Studies have shown that the cannabinoid system is a potent mediator of pain relief and inflammation, as studies have shown that cannabinoid drugs can in some cases be far more potent than opiates for pain relief, and far more potent than aspirin or corticosteroids for providing anti-inflammatory effects. For example, cannabinoid drugs have been shown to be nearly 10 times as potent as morphine for neuropathic pain relief. Studies have also shown they can be 20 times as potent as aspirin, and twice as potent as corticosteroids for treating inflammation.

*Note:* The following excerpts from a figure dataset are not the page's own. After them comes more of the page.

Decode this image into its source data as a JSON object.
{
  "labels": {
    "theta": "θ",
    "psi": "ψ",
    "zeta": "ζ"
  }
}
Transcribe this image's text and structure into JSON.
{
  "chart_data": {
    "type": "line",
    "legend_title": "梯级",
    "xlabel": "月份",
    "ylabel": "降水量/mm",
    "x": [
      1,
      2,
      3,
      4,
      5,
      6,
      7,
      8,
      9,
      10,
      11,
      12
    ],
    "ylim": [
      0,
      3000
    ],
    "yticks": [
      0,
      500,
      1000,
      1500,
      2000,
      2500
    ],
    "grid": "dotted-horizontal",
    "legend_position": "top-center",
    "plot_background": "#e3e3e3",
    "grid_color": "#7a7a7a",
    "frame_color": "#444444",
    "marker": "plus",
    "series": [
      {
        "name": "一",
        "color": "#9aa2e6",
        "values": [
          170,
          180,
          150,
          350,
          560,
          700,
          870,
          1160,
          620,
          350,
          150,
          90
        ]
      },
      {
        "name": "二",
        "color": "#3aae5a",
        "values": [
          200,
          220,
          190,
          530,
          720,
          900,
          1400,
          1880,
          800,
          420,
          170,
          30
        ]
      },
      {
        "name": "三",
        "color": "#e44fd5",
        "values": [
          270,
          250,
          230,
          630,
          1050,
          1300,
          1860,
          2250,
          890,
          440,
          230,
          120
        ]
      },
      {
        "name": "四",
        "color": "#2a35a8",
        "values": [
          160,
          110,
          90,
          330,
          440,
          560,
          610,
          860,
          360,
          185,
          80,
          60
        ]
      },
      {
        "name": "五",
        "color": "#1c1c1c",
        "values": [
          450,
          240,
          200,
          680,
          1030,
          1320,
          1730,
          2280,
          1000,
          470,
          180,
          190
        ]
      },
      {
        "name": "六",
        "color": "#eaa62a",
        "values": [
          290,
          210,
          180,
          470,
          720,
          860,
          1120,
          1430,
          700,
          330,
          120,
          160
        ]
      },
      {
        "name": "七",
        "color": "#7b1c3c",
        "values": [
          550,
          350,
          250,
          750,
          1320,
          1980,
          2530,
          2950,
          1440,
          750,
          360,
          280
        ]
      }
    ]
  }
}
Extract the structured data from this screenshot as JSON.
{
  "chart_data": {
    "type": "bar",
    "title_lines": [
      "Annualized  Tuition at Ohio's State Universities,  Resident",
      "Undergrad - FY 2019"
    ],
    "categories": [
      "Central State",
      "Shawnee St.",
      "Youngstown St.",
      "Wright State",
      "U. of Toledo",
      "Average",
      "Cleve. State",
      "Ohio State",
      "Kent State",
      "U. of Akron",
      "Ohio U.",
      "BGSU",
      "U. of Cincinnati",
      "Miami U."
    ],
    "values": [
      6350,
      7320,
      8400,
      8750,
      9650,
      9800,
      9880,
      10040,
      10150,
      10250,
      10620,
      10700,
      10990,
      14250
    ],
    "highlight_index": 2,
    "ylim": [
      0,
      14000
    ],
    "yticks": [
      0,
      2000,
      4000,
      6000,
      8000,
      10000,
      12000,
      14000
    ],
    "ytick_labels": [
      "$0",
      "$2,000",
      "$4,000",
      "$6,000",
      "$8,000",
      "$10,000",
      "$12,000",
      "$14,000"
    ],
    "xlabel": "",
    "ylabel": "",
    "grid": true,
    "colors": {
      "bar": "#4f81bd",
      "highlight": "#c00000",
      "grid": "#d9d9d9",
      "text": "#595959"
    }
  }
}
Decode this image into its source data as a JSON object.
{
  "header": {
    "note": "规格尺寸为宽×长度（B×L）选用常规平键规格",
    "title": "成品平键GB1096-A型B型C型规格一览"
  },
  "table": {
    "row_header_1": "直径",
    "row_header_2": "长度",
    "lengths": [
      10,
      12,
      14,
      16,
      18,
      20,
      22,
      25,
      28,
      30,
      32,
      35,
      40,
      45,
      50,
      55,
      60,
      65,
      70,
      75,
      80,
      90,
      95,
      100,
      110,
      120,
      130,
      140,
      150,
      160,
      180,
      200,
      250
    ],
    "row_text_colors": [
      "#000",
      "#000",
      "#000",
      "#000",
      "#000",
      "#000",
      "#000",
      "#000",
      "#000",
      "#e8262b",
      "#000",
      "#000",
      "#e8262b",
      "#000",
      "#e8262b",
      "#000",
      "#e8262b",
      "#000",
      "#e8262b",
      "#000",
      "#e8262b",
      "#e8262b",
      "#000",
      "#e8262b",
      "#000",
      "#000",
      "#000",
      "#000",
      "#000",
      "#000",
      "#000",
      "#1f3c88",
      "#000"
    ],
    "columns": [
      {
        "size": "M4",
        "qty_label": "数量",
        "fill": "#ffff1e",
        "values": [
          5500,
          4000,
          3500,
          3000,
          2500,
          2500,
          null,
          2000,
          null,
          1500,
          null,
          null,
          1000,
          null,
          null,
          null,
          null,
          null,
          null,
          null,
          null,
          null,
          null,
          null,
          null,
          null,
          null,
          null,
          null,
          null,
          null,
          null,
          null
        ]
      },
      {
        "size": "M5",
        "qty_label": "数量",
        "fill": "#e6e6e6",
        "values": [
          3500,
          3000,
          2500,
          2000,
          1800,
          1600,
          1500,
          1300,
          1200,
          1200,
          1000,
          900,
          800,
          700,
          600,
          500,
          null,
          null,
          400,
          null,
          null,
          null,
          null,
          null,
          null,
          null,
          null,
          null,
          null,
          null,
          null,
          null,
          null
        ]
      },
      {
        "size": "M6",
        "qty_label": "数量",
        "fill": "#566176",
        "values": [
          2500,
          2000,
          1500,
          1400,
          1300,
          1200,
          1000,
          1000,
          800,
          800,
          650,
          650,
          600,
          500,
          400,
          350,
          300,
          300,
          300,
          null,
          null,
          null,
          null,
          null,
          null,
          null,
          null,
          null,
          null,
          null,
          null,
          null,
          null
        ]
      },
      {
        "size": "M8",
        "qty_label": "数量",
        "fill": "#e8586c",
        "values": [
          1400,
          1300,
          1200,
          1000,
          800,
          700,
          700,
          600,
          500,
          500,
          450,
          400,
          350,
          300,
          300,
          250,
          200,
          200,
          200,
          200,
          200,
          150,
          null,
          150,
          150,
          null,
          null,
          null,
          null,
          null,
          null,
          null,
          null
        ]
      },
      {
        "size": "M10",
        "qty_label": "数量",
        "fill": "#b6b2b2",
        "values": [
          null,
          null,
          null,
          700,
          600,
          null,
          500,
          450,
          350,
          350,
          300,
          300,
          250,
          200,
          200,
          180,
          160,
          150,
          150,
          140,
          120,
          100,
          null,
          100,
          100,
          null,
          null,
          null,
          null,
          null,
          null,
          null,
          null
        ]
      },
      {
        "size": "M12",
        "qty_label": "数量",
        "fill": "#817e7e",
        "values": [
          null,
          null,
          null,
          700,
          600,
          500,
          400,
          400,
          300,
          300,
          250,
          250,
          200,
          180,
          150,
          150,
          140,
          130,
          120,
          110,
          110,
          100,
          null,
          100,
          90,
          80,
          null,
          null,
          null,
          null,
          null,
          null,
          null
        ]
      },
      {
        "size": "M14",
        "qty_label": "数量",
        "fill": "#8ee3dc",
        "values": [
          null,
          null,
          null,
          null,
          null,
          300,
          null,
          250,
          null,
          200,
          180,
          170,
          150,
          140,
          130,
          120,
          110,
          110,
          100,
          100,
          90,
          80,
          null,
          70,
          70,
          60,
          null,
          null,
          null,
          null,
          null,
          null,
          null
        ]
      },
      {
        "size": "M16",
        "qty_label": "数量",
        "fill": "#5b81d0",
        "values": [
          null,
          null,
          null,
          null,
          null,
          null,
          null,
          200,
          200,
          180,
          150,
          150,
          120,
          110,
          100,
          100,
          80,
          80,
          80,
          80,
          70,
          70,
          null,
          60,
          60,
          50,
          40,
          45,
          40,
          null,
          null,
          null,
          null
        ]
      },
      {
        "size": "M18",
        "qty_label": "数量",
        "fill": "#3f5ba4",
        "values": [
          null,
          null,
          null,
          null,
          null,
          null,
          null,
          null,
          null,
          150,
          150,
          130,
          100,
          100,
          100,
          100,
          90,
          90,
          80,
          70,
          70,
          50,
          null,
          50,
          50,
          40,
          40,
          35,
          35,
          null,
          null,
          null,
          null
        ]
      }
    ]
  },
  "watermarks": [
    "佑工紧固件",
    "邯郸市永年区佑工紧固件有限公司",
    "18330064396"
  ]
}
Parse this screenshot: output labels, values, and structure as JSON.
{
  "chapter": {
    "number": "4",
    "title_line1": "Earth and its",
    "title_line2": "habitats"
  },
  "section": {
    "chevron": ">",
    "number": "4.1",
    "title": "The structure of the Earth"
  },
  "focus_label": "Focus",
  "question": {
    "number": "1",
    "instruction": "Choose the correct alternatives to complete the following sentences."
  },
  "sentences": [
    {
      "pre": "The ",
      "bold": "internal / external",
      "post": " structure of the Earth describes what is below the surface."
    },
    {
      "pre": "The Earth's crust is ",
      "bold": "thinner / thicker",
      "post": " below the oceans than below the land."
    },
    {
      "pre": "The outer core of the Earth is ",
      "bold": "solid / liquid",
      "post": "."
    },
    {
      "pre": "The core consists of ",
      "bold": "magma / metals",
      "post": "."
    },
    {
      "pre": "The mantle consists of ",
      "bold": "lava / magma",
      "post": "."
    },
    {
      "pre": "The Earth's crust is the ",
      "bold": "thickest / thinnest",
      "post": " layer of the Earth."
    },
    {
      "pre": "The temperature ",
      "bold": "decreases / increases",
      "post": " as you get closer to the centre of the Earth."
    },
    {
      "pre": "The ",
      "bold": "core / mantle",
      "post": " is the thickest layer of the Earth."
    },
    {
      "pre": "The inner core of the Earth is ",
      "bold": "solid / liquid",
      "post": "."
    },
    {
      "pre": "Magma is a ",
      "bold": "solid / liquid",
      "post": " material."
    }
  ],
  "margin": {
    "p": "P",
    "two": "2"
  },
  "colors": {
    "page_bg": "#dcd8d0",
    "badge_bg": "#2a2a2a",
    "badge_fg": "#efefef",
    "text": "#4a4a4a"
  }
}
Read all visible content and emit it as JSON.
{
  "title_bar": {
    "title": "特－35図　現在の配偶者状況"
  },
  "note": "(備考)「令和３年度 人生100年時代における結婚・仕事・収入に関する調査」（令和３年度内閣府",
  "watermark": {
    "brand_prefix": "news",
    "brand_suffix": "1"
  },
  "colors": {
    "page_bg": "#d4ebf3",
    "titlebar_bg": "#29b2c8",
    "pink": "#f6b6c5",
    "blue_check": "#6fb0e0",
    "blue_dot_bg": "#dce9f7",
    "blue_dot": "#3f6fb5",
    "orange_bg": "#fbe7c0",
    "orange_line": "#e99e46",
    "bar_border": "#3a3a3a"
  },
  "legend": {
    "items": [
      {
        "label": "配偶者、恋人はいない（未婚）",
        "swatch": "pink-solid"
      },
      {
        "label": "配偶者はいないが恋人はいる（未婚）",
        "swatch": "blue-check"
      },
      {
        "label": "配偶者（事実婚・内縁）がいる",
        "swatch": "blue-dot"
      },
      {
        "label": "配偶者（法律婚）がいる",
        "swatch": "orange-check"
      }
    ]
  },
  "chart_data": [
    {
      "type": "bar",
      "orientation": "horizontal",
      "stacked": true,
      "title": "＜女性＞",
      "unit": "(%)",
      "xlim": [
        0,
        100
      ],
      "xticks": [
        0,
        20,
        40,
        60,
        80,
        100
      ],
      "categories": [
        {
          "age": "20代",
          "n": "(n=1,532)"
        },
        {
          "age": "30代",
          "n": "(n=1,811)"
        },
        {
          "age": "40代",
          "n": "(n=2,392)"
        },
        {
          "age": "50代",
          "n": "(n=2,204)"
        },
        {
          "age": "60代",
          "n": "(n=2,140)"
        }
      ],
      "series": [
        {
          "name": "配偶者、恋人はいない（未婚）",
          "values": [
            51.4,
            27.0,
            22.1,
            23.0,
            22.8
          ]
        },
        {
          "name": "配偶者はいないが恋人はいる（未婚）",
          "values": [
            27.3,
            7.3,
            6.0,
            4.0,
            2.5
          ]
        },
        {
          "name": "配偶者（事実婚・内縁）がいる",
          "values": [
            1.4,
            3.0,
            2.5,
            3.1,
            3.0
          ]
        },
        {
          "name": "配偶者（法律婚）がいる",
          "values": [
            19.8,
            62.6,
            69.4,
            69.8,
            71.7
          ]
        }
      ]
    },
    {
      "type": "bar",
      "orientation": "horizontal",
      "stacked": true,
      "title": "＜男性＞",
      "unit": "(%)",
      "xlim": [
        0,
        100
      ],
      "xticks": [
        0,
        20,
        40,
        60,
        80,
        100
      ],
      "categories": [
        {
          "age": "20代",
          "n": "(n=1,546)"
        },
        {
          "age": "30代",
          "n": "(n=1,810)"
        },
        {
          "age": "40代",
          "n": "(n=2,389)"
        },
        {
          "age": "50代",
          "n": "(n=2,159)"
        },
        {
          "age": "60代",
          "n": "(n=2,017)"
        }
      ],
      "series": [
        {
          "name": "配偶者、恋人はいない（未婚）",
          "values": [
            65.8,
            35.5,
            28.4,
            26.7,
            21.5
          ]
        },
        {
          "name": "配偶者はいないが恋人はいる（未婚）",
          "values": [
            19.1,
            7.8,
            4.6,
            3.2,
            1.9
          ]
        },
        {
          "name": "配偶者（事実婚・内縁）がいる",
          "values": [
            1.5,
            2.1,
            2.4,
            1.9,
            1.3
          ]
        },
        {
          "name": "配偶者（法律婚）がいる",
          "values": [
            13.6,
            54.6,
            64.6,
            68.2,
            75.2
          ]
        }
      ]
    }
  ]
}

But currently, the “elephant in the room” remains, which is that the desired potent effects cannot be achieved when high doses of THC enter the bloodstream and brain. Patients are forced to limit their doses, so targeted administration is critical. Our solution goes to the heart of this issue and offers an alternative means to increase the beneficial dosage, right at the site of disease – where it matters most, and relegates the psychoactive nature of the drug to a manageable side effect.
Our compounds take advantage of a targeted-release mechanism where microbial enzymes present in the intestines will enable a very site-specific localized release of compounds including THC, CBD, and many of the other known cannabinoids. Because of this, we could provide targeted relief of inflammatory bowel diseases (IBD) such as Crohn’s disease or ulcerative colitis, simply by enabling larger doses of cannabinoids to be delivered.